La casa editrice Rudolph Mosse pubblica il grande quotidiano democratico «Berliner Tageblatt» (300.000 copie), diretto da Teodoro Wolf con 17 supplementi (Beilagen) e con edizioni speciali per l’estero in tedesco, in francese, in inglese, di importanza europea, costoso e difficile per la piccola gente; «Berliner Morgenzeitung», «Berliner Volkszeitung», in istile popolare, ma delle stesse direttive politiche. Alla casa Mosse si appoggia la «Stampa» di Torino.
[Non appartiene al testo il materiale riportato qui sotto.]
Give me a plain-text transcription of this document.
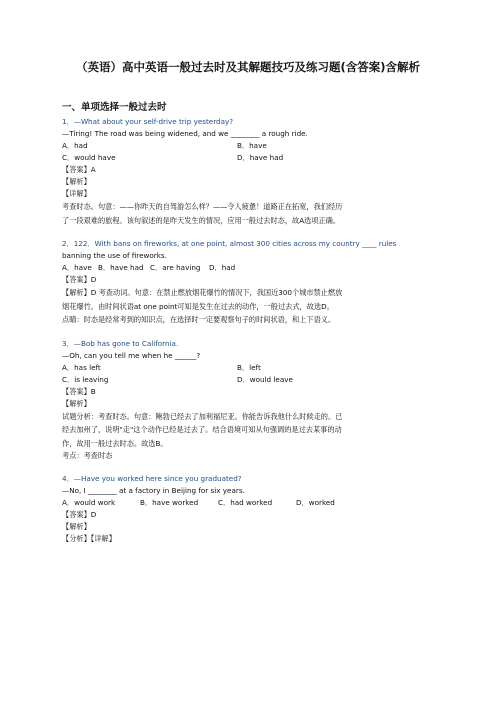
（英语）高中英语一般过去时及其解题技巧及练习题(含答案)含解析
一、单项选择一般过去时

1．—What about your self-drive trip yesterday?

—Tiring! The road was being widened, and we ________ a rough ride.

A．had	B．have
C．would have	D．have had

【答案】A

【解析】

【详解】

考查时态。句意：——你昨天的自驾游怎么样？——令人疲惫！道路正在拓宽，我们经历

了一段艰难的旅程。该句叙述的是昨天发生的情况，应用一般过去时态，故A选项正确。

2．122．With bans on fireworks, at one point, almost 300 cities across my country ____ rules

banning the use of fireworks.

A．have B．have had C．are having	D．had

【答案】D

【解析】D 考查动词。句意：在禁止燃放烟花爆竹的情况下，我国近300个城市禁止燃放

烟花爆竹。由时间状语at one point可知是发生在过去的动作，一般过去式，故选D。

点睛：时态是经常考到的知识点，在选择时一定要观察句子的时间状语，和上下语义。

3．—Bob has gone to California.

—Oh, can you tell me when he ______?

A．has left	B．left
C．is leaving	D．would leave

【答案】B

【解析】

试题分析：考查时态。句意：鲍勃已经去了加利福尼亚。你能告诉我他什么时候走的。已

经去加州了，说明"走"这个动作已经是过去了。结合语境可知从句强调的是过去某事的动

作，故用一般过去时态。故选B。

考点：考查时态

4．—Have you worked here since you graduated?

—No, I ________ at a factory in Beijing for six years.

A．would work	B．have worked	C．had worked	D．worked

【答案】D

【解析】

【分析】【详解】
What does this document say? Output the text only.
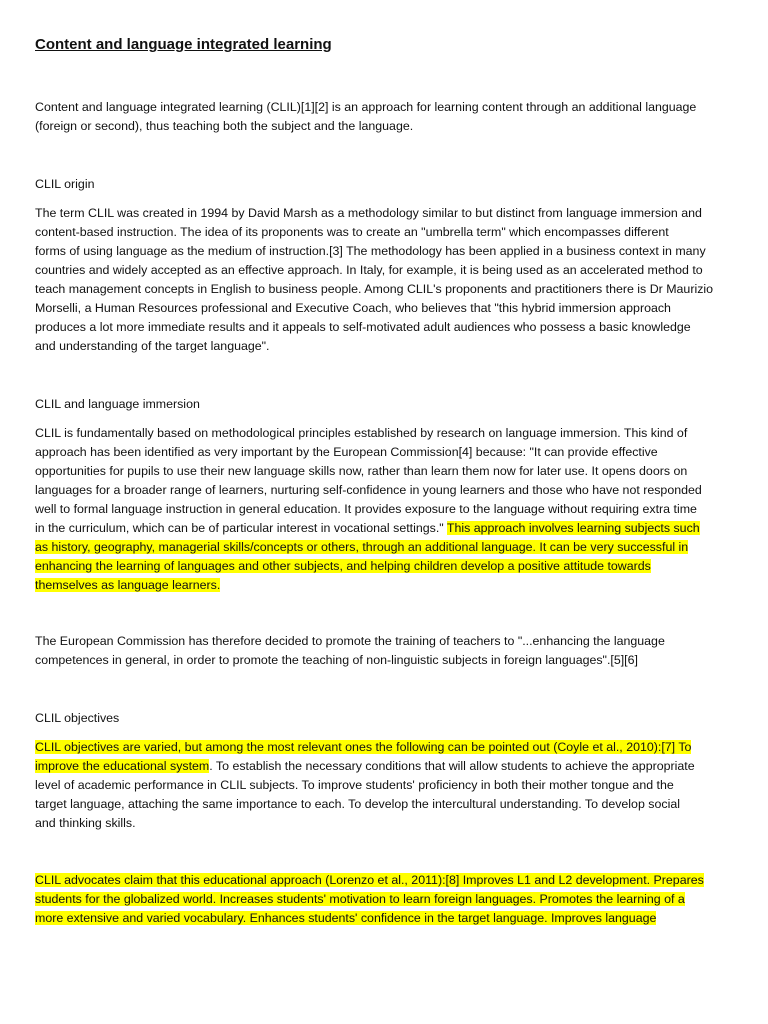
Content and language integrated learning
Content and language integrated learning (CLIL)[1][2] is an approach for learning content through an additional language
(foreign or second), thus teaching both the subject and the language.
CLIL origin
The term CLIL was created in 1994 by David Marsh as a methodology similar to but distinct from language immersion and
content-based instruction. The idea of its proponents was to create an "umbrella term" which encompasses different
forms of using language as the medium of instruction.[3] The methodology has been applied in a business context in many
countries and widely accepted as an effective approach. In Italy, for example, it is being used as an accelerated method to
teach management concepts in English to business people. Among CLIL's proponents and practitioners there is Dr Maurizio
Morselli, a Human Resources professional and Executive Coach, who believes that "this hybrid immersion approach
produces a lot more immediate results and it appeals to self-motivated adult audiences who possess a basic knowledge
and understanding of the target language".
CLIL and language immersion
CLIL is fundamentally based on methodological principles established by research on language immersion. This kind of
approach has been identified as very important by the European Commission[4] because: "It can provide effective
opportunities for pupils to use their new language skills now, rather than learn them now for later use. It opens doors on
languages for a broader range of learners, nurturing self-confidence in young learners and those who have not responded
well to formal language instruction in general education. It provides exposure to the language without requiring extra time
in the curriculum, which can be of particular interest in vocational settings." This approach involves learning subjects such
as history, geography, managerial skills/concepts or others, through an additional language. It can be very successful in
enhancing the learning of languages and other subjects, and helping children develop a positive attitude towards
themselves as language learners.
The European Commission has therefore decided to promote the training of teachers to "...enhancing the language
competences in general, in order to promote the teaching of non-linguistic subjects in foreign languages".[5][6]
CLIL objectives
CLIL objectives are varied, but among the most relevant ones the following can be pointed out (Coyle et al., 2010):[7] To
improve the educational system. To establish the necessary conditions that will allow students to achieve the appropriate
level of academic performance in CLIL subjects. To improve students' proficiency in both their mother tongue and the
target language, attaching the same importance to each. To develop the intercultural understanding. To develop social
and thinking skills.
CLIL advocates claim that this educational approach (Lorenzo et al., 2011):[8] Improves L1 and L2 development. Prepares
students for the globalized world. Increases students' motivation to learn foreign languages. Promotes the learning of a
more extensive and varied vocabulary. Enhances students' confidence in the target language. Improves language
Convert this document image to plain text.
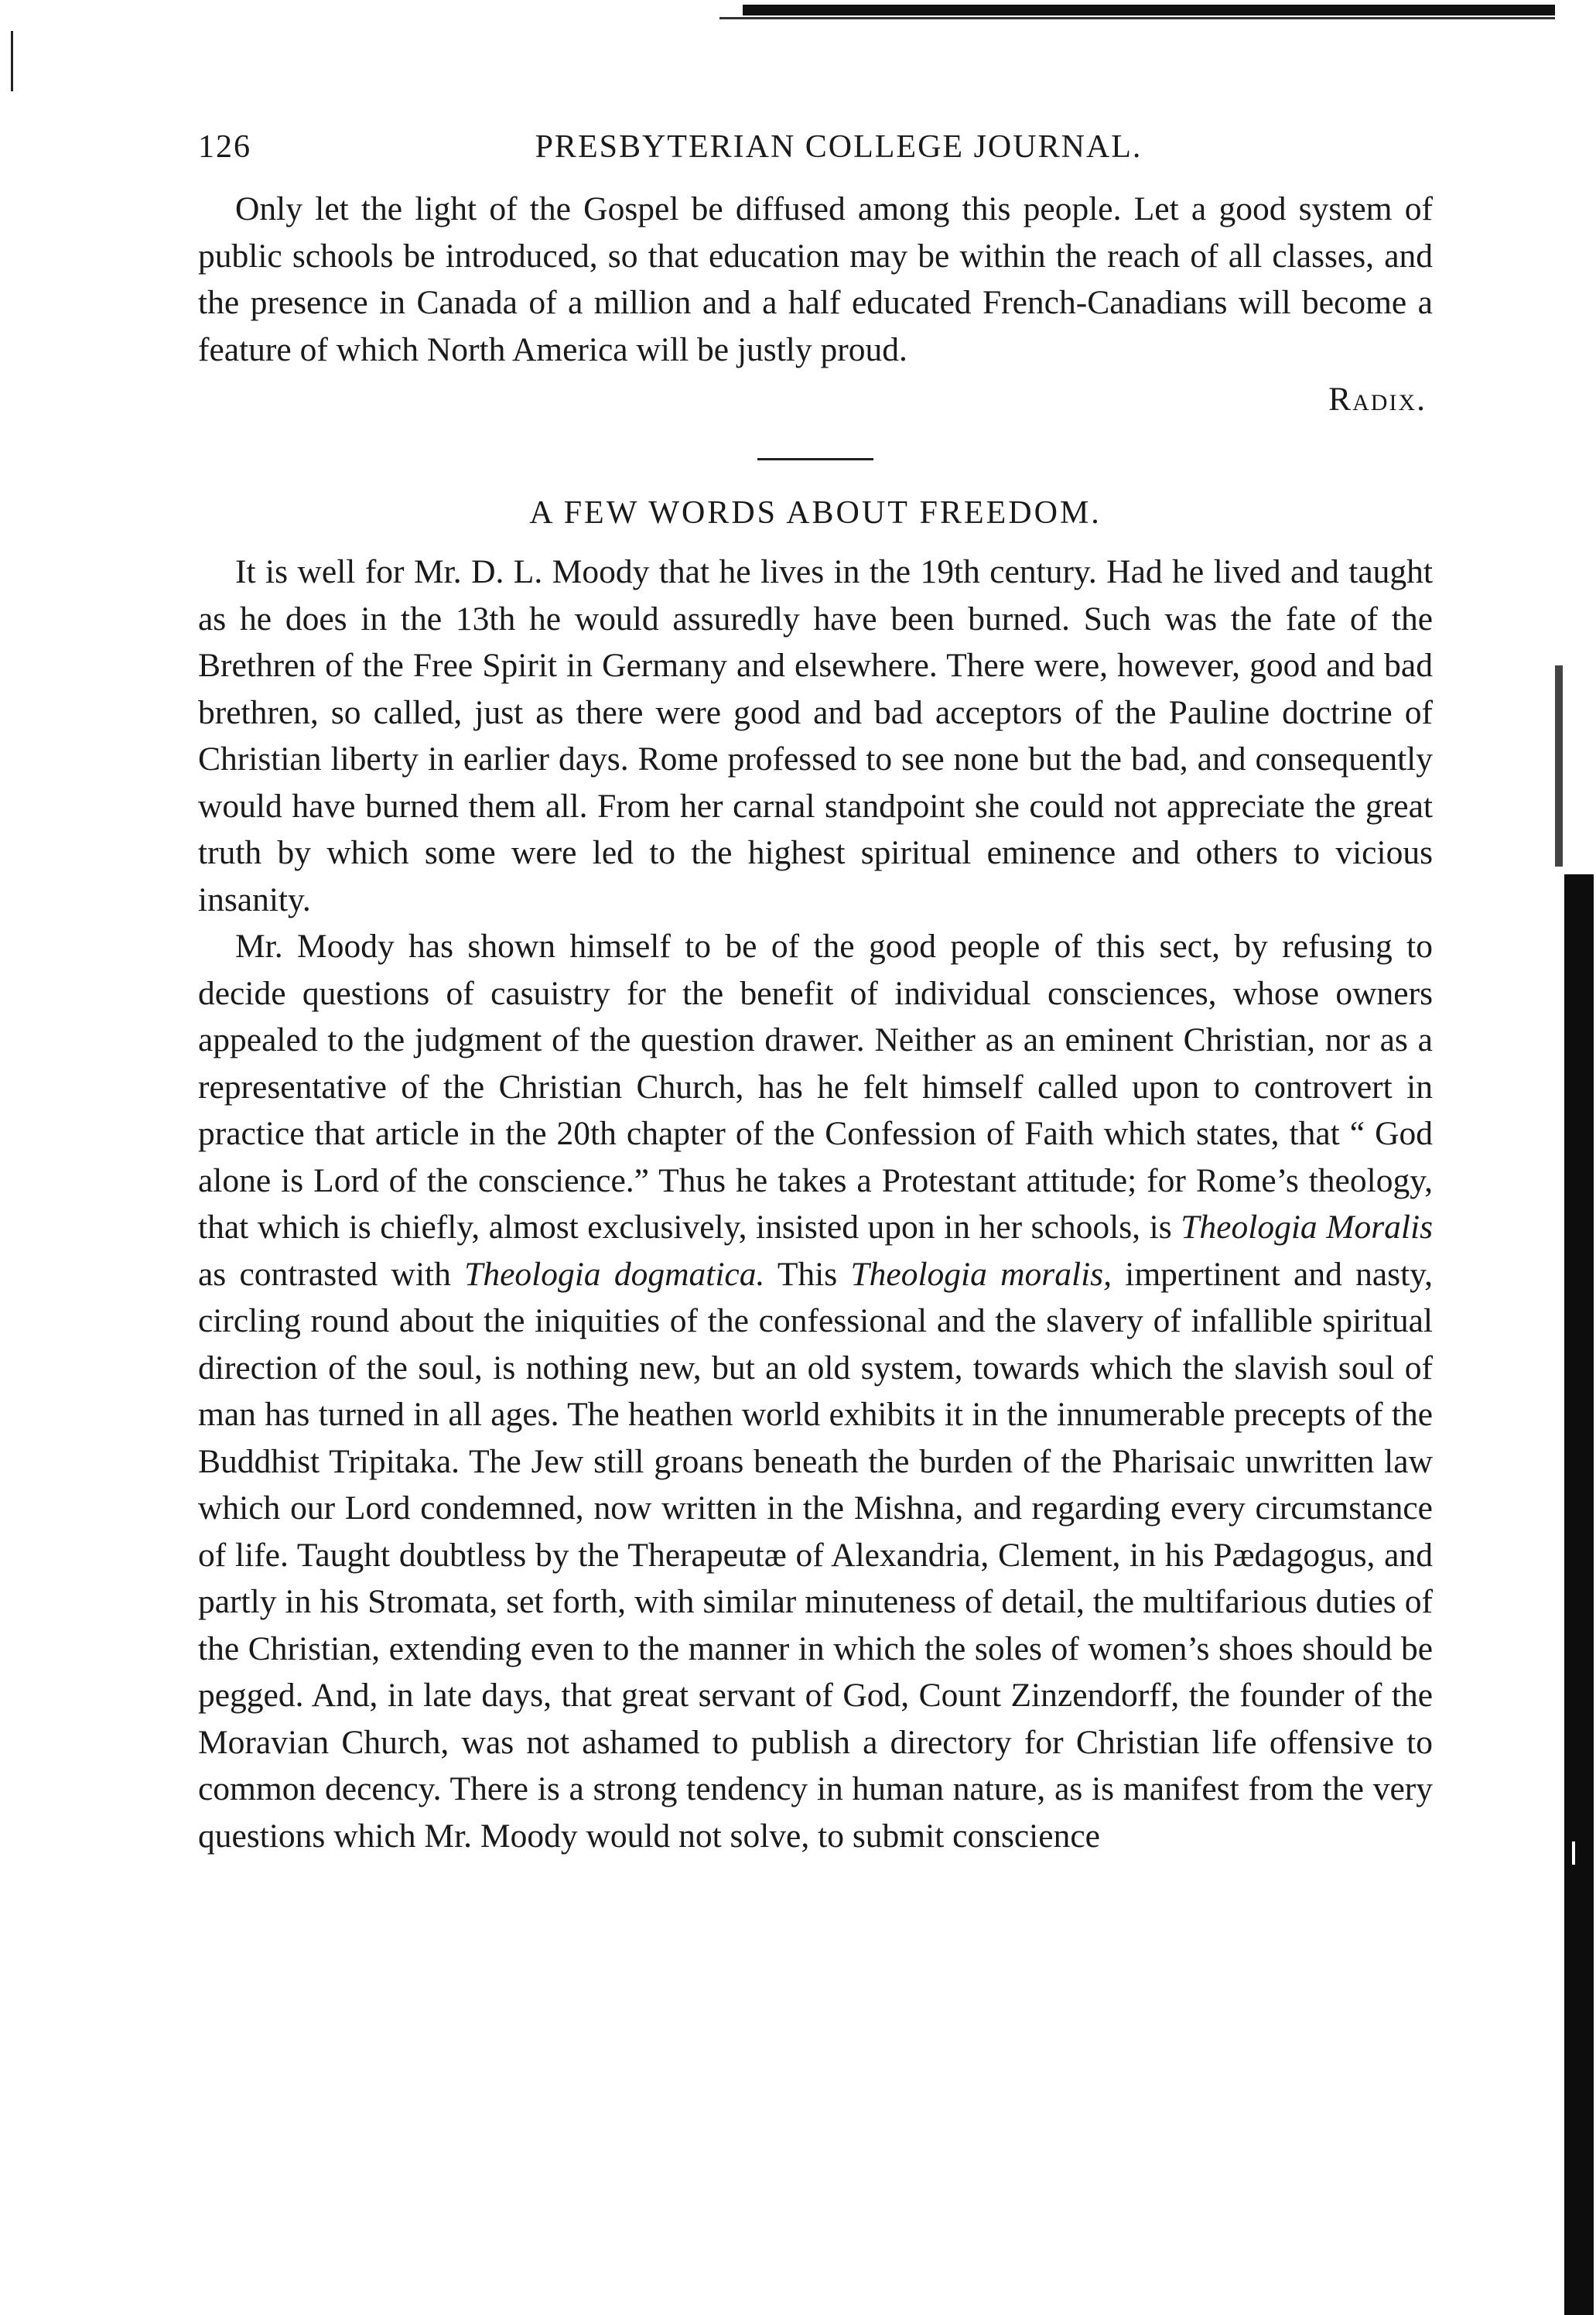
126	PRESBYTERIAN COLLEGE JOURNAL.

Only let the light of the Gospel be diffused among this people. Let a good system of public schools be introduced, so that education may be within the reach of all classes, and the presence in Canada of a million and a half educated French-Canadians will become a feature of which North America will be justly proud.

Radix.
A FEW WORDS ABOUT FREEDOM.

It is well for Mr. D. L. Moody that he lives in the 19th century. Had he lived and taught as he does in the 13th he would assuredly have been burned. Such was the fate of the Brethren of the Free Spirit in Germany and elsewhere. There were, however, good and bad brethren, so called, just as there were good and bad acceptors of the Pauline doctrine of Christian liberty in earlier days. Rome professed to see none but the bad, and consequently would have burned them all. From her carnal standpoint she could not appreciate the great truth by which some were led to the highest spiritual eminence and others to vicious insanity.

Mr. Moody has shown himself to be of the good people of this sect, by refusing to decide questions of casuistry for the benefit of individual consciences, whose owners appealed to the judgment of the question drawer. Neither as an eminent Christian, nor as a representative of the Christian Church, has he felt himself called upon to controvert in practice that article in the 20th chapter of the Confession of Faith which states, that “ God alone is Lord of the conscience.” Thus he takes a Protestant attitude; for Rome’s theology, that which is chiefly, almost exclusively, insisted upon in her schools, is Theologia Moralis as contrasted with Theologia dogmatica. This Theologia moralis, impertinent and nasty, circling round about the iniquities of the confessional and the slavery of infallible spiritual direction of the soul, is nothing new, but an old system, towards which the slavish soul of man has turned in all ages. The heathen world exhibits it in the innumerable precepts of the Buddhist Tripitaka. The Jew still groans beneath the burden of the Pharisaic unwritten law which our Lord condemned, now written in the Mishna, and regarding every circumstance of life. Taught doubtless by the Therapeutæ of Alexandria, Clement, in his Pædagogus, and partly in his Stromata, set forth, with similar minuteness of detail, the multifarious duties of the Christian, extending even to the manner in which the soles of women’s shoes should be pegged. And, in late days, that great servant of God, Count Zinzendorff, the founder of the Moravian Church, was not ashamed to publish a directory for Christian life offensive to common decency. There is a strong tendency in human nature, as is manifest from the very questions which Mr. Moody would not solve, to submit conscience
Casa editrice Scherl: «Lokal Anzeiger», lettura prediletta dei bottegai e della piccola borghesia fedele alla vecchia Germania imperiale; il «Tag», per un pubblico più scelto; la «Woche», la «Gartenlaube» (il pergolato).

Giornali da destra a sinistra: «Deutsche Zeitung», ultra nazionalista, ma poco diffusa; «Völkischer Beobachter» di Hitler, poco diffuso (20.000). Poco diffusa è anche la «Neue Preussische Zeitung» (10.000) che continua ad esser chiamata «Kreuzzeitung»: è l’organo classico degli Junker (latifondisti prussiani), ex-ufficiali nobili, monarchici, e assolutisti, rimasti ricchi e solidi perché poggianti sulla proprietà terriera; ma invece tira 100.000 copie la «Deutsche Tageszeitung» organo del Bund der Landwirte (federazione degli agrari) che va in mano dei minori proprietari e dei fattori e contribuisce a mantenere fedele all’antico regime l’opinione pubblica delle campagne.

Tedesco nazionali: il «Tag» (100.000); «Lokal Anzeiger» (180.000), «Schlesische Zeitung»; «Berliner Börse Zeitung» (giornale finanziario di destra); «Tägliche Runfschau» (30.000) ma importante perché era ufficioso di Streseman; «Deutsche Allgemeine Zeitung» organo dell’industria pesante, anch’esso tedesco-popolare. Altri giornali tedesco-popolari, cioè di destra moderata con adesione condizionata all’attuale regime e diffusi tra gli industriali sono: la «Magdeburgische Zeitung», la «Kölnische Zeitung» (52.000), di fama europea per la sua autorità in politica estera, l’«Hannoverschej Kurier», le «München Neueste Nachrichten» (135.000) e le «Leipziger Neueste Nachrichten» (17.000).

Giornali del centro: la «Germania» (10.000), ma diffusissimi sono i giornali cattolici di provincia come la «Kölnische Volkszeitung».

I giornali democratici sono i meglio fatti: «Vissische Zeitung», «Berliner Tageblatt», «Berliner Börsen Courier», «Frankfurter Zeitung». I socialdemocratici hanno un giornale umoristico: «Lachen links» (risa a sinistra).